To ensure that its products offer the best possible performance in relation to these seemingly conflicting requirements, Hy-Pro is constantly evaluating potential improvements to its pump drive systems. A crucial part of the evaluation process is accurately measuring the torque delivered by the electric drive motor to the pump, under varying load conditions and over a wide range of speeds, in a purpose-built test rig.
“We considered various ways of measuring the torque in the motor shaft on the test rig,” said Barry Wynn, Senior Design Engineer at Hy-Pro. “But all were either inconvenient or were incapable of delivering the accuracy and fast response that we needed. Then we looked at TorqSense sensors from Sensor Technology, and realised that they offered a reliable, easy-to-use and cost-effective solution that would meet all of our requirements.”
TorqSense sensors, which are covered by patents, depend for their operation on surface acoustic wave (SAW) transducers. These transducers comprise two thin metal electrodes, in the form of interlocking 'fingers', on a piezoelectric substrate such as quartz. When an RF signal of the correct frequency is applied to the transducer, surface acoustic waves are set up, and the transducer behaves as a resonant circuit.
The key feature, however, is that if the substrate is deformed, the resonant frequency changes. When the transducer is attached to a drive shaft, the deformation of the substrate and hence the change in resonant frequency will be related to the torque applied to the shaft. In other words, the transducer, in effect, becomes a frequency-dependent strain gauge.

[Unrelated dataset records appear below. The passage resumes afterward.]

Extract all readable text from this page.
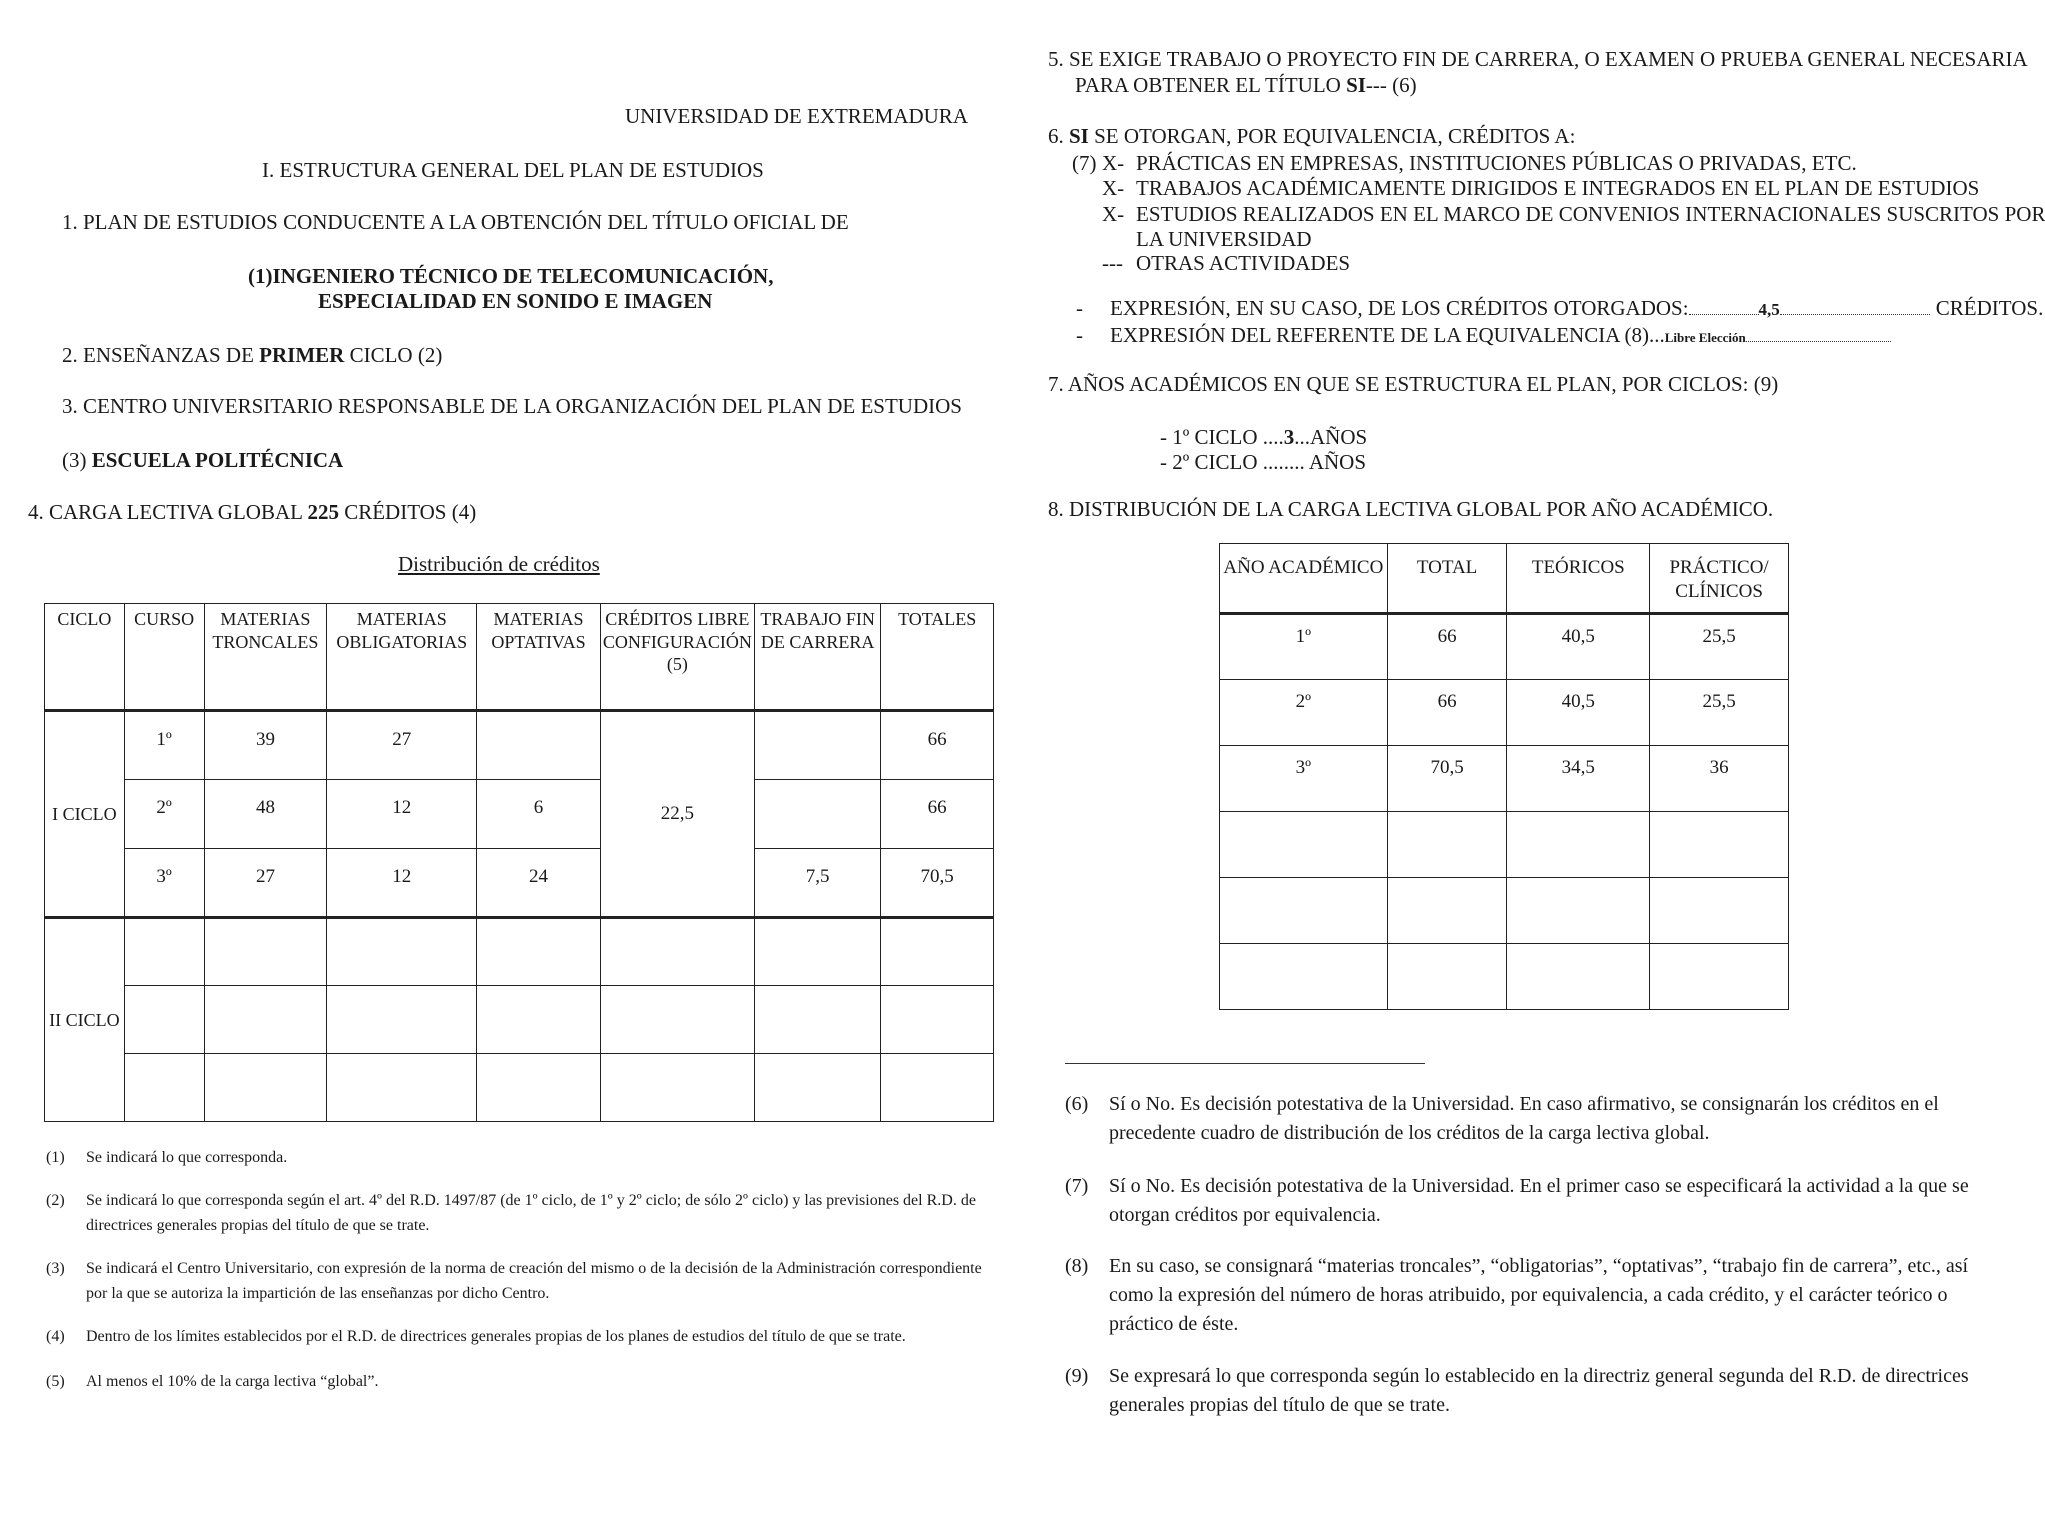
UNIVERSIDAD DE EXTREMADURA
I. ESTRUCTURA GENERAL DEL PLAN DE ESTUDIOS
1. PLAN DE ESTUDIOS CONDUCENTE A LA OBTENCIÓN DEL TÍTULO OFICIAL DE
(1)INGENIERO TÉCNICO DE TELECOMUNICACIÓN,
ESPECIALIDAD EN SONIDO E IMAGEN
2. ENSEÑANZAS DE PRIMER CICLO (2)
3. CENTRO UNIVERSITARIO RESPONSABLE DE LA ORGANIZACIÓN DEL PLAN DE ESTUDIOS
(3) ESCUELA POLITÉCNICA
4. CARGA LECTIVA GLOBAL 225 CRÉDITOS (4)
Distribución de créditos
CICLO	CURSO	MATERIAS TRONCALES	MATERIAS OBLIGATORIAS	MATERIAS OPTATIVAS	CRÉDITOS LIBRE CONFIGURACIÓN (5)	TRABAJO FIN DE CARRERA	TOTALES
I CICLO	1º	39	27		22,5		66
	2º	48	12	6			66
	3º	27	12	24		7,5	70,5
II CICLO							

(1) Se indicará lo que corresponda.
(2) Se indicará lo que corresponda según el art. 4º del R.D. 1497/87 (de 1º ciclo, de 1º y 2º ciclo; de sólo 2º ciclo) y las previsiones del R.D. de directrices generales propias del título de que se trate.
(3) Se indicará el Centro Universitario, con expresión de la norma de creación del mismo o de la decisión de la Administración correspondiente por la que se autoriza la impartición de las enseñanzas por dicho Centro.
(4) Dentro de los límites establecidos por el R.D. de directrices generales propias de los planes de estudios del título de que se trate.
(5) Al menos el 10% de la carga lectiva “global”.
5. SE EXIGE TRABAJO O PROYECTO FIN DE CARRERA, O EXAMEN O PRUEBA GENERAL NECESARIA
PARA OBTENER EL TÍTULO SI--- (6)
6. SI SE OTORGAN, POR EQUIVALENCIA, CRÉDITOS A:
(7) X- PRÁCTICAS EN EMPRESAS, INSTITUCIONES PÚBLICAS O PRIVADAS, ETC.
X- TRABAJOS ACADÉMICAMENTE DIRIGIDOS E INTEGRADOS EN EL PLAN DE ESTUDIOS
X- ESTUDIOS REALIZADOS EN EL MARCO DE CONVENIOS INTERNACIONALES SUSCRITOS POR
LA UNIVERSIDAD
--- OTRAS ACTIVIDADES
- EXPRESIÓN, EN SU CASO, DE LOS CRÉDITOS OTORGADOS:	4,5	CRÉDITOS.
- EXPRESIÓN DEL REFERENTE DE LA EQUIVALENCIA (8)...Libre Elección
7. AÑOS ACADÉMICOS EN QUE SE ESTRUCTURA EL PLAN, POR CICLOS: (9)
- 1º CICLO ....3...AÑOS
- 2º CICLO ........ AÑOS
8. DISTRIBUCIÓN DE LA CARGA LECTIVA GLOBAL POR AÑO ACADÉMICO.
AÑO ACADÉMICO	TOTAL	TEÓRICOS	PRÁCTICO/ CLÍNICOS
1º	66	40,5	25,5
2º	66	40,5	25,5
3º	70,5	34,5	36

(6) Sí o No. Es decisión potestativa de la Universidad. En caso afirmativo, se consignarán los créditos en el precedente cuadro de distribución de los créditos de la carga lectiva global.
(7) Sí o No. Es decisión potestativa de la Universidad. En el primer caso se especificará la actividad a la que se otorgan créditos por equivalencia.
(8) En su caso, se consignará “materias troncales”, “obligatorias”, “optativas”, “trabajo fin de carrera”, etc., así como la expresión del número de horas atribuido, por equivalencia, a cada crédito, y el carácter teórico o práctico de éste.
(9) Se expresará lo que corresponda según lo establecido en la directriz general segunda del R.D. de directrices generales propias del título de que se trate.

Since the transducers operate at radio frequencies, it is easy to couple signals to them wirelessly. Hence, the TorqSense sensors incorporating the SAW transducer technology can be used on rotating shafts, and can provide data continuously without the need for the inherently unreliable brushes and slip rings that are often found in traditional torque measurement systems.
In the Hy-Pro application, a TorqSense sensor is used to measure the torque applied to the pump over the critical speed range of 500-4,000rpm. The results are displayed in real time, so that the progress of tests can be readily monitored, and are also captured and stored for more detailed analysis later with Labview software.
“The TorqSense sensor has proved to be completely dependable and very accurate,” said Wynn. “The data it has provided us with has played an important role in helping us to refine our systems by ensuring an optimum match between the characteristics of the pump and motor over the full operating range.
“In fact, the insights we’ve gained during our tests have enabled us to further enhance the performance and reliability of our steering and autopilot systems, which, of course, means big benefits for our customers and a very useful boost to our own competitive position.”